In deze zaak gaat het om de bijdrage in de kosten van levensonderhoud en studie van verzoekster, die in hoger beroep is gekomen tegen een beschikking van de rechtbank Midden-Nederland. De rechtbank had op 19 november 2015 bepaald dat de vader van verzoekster een bijdrage van € 27,-- per maand moest betalen, die per 1 september 2015 zou stijgen naar € 103,-- per maand. Verzoekster verzoekt het hof om deze bijdrage te verhogen naar € 349,-- per maand vanaf 23 januari 2015 en € 387,-- per maand vanaf 1 januari 2016. Het hof heeft de procedure in hoger beroep behandeld en de mondelinge behandeling vond plaats op 5 juli 2016.
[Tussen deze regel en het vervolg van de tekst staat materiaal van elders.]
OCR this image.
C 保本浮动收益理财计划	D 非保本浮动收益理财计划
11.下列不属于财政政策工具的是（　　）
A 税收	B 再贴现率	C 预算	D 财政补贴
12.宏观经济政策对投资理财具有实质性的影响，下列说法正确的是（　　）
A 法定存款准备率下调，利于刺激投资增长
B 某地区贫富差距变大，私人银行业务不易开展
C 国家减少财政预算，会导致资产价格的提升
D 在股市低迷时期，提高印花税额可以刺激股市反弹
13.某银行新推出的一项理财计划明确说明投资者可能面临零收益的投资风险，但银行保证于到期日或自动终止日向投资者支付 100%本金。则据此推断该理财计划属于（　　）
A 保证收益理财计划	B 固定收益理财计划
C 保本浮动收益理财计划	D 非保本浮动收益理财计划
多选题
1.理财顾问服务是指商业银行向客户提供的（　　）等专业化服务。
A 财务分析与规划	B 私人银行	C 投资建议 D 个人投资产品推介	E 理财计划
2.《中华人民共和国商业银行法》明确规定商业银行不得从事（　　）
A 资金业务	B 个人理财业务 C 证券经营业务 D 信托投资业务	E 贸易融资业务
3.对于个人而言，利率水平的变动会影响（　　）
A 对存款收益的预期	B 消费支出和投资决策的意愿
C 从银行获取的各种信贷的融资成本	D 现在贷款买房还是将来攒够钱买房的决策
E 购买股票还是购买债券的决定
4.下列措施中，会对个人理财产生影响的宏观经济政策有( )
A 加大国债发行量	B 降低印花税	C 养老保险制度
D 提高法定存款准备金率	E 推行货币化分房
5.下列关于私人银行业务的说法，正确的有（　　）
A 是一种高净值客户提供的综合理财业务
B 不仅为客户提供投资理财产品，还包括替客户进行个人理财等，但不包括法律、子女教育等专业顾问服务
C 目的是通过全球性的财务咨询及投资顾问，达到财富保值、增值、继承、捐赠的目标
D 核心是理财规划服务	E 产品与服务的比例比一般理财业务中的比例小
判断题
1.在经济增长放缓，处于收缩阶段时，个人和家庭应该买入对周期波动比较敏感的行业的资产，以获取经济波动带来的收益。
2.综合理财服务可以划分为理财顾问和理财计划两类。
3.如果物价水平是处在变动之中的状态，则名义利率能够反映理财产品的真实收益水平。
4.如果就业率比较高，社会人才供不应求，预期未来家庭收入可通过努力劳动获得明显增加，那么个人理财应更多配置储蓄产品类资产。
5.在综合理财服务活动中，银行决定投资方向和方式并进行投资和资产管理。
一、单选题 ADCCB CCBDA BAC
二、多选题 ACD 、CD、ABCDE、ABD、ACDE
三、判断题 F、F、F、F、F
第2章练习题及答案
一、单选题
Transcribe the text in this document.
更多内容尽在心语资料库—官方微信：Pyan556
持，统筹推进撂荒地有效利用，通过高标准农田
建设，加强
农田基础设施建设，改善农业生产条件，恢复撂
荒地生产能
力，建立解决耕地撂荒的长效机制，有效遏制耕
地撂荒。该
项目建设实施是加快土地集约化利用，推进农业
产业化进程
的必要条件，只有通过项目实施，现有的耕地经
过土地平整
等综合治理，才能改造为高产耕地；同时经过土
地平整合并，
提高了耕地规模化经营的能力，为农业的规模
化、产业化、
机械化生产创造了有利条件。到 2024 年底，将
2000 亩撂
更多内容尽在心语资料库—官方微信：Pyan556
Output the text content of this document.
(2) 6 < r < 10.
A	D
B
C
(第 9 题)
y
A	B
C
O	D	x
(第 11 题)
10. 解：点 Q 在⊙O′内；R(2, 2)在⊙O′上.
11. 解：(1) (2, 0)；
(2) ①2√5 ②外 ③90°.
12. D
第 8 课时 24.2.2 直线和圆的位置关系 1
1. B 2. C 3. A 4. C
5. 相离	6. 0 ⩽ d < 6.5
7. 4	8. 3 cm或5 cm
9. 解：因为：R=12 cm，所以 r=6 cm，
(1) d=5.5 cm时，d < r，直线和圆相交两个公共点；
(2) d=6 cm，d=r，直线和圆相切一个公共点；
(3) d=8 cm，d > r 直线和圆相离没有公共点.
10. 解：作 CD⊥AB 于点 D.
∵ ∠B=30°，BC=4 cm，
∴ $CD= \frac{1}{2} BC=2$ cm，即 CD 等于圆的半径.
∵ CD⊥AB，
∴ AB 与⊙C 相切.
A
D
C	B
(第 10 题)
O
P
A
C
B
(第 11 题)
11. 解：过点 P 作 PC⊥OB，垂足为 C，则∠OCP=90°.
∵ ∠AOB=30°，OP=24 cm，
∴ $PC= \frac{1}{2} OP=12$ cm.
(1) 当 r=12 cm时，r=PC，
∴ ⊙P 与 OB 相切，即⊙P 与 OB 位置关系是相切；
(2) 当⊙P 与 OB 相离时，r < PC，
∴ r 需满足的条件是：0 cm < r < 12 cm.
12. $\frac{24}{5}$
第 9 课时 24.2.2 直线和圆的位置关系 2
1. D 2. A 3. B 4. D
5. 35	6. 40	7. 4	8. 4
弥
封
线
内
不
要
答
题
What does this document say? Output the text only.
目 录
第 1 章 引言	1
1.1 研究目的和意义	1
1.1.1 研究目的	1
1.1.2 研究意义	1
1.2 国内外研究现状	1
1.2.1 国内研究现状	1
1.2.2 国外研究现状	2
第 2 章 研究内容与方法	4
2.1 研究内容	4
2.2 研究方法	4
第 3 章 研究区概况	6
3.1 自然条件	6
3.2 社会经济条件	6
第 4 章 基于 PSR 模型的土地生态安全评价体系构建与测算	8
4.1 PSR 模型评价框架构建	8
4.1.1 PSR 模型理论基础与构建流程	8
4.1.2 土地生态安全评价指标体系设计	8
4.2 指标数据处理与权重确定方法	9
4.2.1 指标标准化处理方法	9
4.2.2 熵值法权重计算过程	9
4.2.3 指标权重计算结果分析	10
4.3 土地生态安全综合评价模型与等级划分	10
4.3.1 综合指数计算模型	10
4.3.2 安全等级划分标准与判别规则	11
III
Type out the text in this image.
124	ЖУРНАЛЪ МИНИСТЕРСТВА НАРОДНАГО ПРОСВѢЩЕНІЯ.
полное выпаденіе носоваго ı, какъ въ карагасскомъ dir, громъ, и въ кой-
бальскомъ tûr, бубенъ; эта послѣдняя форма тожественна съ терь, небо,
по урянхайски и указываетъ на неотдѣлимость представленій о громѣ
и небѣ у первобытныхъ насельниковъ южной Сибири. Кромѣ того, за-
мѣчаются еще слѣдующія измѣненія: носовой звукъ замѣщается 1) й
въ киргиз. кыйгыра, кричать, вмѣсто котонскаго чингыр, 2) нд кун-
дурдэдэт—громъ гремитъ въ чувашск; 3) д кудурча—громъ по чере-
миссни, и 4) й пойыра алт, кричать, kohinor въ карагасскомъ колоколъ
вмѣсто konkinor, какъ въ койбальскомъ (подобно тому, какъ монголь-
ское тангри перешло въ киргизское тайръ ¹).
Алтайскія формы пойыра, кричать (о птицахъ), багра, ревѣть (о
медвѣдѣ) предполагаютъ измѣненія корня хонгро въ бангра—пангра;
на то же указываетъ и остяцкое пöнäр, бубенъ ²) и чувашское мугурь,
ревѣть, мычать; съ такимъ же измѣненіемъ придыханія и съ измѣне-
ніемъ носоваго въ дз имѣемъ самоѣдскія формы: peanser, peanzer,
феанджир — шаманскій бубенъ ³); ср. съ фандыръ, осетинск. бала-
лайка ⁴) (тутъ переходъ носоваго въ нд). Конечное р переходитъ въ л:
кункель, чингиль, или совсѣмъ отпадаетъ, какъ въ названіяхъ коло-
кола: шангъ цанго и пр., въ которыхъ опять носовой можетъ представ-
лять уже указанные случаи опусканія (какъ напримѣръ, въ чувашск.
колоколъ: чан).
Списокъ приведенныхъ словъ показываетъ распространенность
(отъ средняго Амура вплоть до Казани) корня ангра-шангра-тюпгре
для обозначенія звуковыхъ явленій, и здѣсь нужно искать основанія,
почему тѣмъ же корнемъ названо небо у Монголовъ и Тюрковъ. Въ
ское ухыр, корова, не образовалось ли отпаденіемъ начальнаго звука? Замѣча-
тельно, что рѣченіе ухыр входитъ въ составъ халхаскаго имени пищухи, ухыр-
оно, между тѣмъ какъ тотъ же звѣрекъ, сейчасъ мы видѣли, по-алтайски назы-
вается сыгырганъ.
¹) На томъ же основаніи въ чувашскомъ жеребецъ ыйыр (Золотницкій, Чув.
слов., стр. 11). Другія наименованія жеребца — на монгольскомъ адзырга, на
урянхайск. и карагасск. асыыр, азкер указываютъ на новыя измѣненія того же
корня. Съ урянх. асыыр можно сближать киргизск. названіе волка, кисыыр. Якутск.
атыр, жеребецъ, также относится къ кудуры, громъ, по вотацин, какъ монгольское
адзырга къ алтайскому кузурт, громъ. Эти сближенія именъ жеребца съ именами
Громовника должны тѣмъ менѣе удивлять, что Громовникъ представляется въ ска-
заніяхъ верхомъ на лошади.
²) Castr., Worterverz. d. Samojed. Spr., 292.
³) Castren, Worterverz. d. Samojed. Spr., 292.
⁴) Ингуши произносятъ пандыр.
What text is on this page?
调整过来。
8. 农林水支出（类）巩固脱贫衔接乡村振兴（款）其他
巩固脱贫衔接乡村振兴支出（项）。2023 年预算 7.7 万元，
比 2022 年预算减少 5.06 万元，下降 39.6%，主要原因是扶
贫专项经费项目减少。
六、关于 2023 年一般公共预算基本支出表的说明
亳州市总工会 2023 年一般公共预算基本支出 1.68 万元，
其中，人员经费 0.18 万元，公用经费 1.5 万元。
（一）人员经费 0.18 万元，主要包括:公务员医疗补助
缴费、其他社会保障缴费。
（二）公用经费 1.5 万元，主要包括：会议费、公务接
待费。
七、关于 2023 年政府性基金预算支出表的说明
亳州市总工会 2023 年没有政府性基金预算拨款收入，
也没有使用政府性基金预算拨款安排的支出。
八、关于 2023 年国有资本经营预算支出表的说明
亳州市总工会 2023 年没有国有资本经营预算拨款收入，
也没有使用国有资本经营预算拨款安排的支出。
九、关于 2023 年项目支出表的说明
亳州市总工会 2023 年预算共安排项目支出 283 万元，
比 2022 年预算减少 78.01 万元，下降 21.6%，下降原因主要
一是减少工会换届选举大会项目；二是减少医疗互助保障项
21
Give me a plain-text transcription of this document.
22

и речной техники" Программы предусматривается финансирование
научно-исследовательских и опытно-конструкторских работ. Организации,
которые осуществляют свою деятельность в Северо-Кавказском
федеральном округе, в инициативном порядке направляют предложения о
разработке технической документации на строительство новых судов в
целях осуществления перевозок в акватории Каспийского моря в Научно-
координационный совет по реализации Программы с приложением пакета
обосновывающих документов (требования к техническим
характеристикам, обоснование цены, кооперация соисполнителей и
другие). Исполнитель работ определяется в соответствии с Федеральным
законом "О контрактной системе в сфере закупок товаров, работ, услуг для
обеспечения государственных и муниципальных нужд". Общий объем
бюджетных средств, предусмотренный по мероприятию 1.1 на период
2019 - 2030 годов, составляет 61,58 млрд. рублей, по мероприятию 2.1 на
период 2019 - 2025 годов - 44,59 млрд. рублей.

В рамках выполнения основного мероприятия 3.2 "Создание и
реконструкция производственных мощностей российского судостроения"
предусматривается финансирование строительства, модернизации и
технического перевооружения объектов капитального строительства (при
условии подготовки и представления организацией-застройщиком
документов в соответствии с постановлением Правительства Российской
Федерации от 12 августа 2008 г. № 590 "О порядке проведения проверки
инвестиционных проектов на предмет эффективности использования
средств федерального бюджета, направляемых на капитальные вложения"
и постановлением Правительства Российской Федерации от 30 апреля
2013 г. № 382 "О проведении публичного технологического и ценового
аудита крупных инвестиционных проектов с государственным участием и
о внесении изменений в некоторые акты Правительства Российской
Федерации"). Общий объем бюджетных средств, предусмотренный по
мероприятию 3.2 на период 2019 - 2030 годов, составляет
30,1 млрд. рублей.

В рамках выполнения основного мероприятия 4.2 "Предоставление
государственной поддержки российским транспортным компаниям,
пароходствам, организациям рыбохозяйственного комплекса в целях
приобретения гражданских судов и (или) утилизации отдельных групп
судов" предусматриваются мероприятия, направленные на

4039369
Het hof overweegt dat verzoekster, die in 1996 is geboren, na haar meerderjarigheid recht heeft op een bijdrage in de kosten van levensonderhoud en studie. De vader heeft in eerste aanleg verzocht om nihilstelling van de bijdrage, maar het hof oordeelt dat verzoekster niet-ontvankelijk is in haar verzoek om een hogere bijdrage dan de oorspronkelijk vastgestelde bijdrage. Het hof stelt vast dat de behoefte van verzoekster voor de periode van 23 januari 2015 tot 1 september 2015 € 48,-- per maand bedraagt, en voor de periode van 1 september 2015 tot 1 januari 2016 € 634,-- per maand. De vader wordt verplicht om de bijdrage te betalen, waarbij het hof de bijdrage voor de periode van 23 januari 2015 tot 1 september 2015 vaststelt op € 28,15 per maand, en voor de periode van 1 september 2015 tot 1 januari 2016 op € 248,25 per maand. Met ingang van 1 januari 2016 wordt de bijdrage vastgesteld op € 251,48 per maand. De proceskosten worden gecompenseerd.

Uitspraak

GERECHTSHOF ARNHEM-LEEUWARDEN
locatie Leeuwarden
afdeling civiel recht
zaaknummer gerechtshof 200.185.854/01
(zaaknummer rechtbank C/16/385135 / FL RK 15-131)
beschikking van 6 september 2016
inzake
[verzoekster] ,
wonende te [A] ,
verzoekster in hoger beroep,
verder te noemen: [verzoekster] ,
advocaat: mr. J.M.M. Pater, kantoorhoudend te Emmeloord,
en
[verweerder],
wonende te [A] ,
verweerder in hoger beroep,
verder te noemen: de man,
advocaat: mr. H. Hulshof, kantoorhoudend te Emmeloord.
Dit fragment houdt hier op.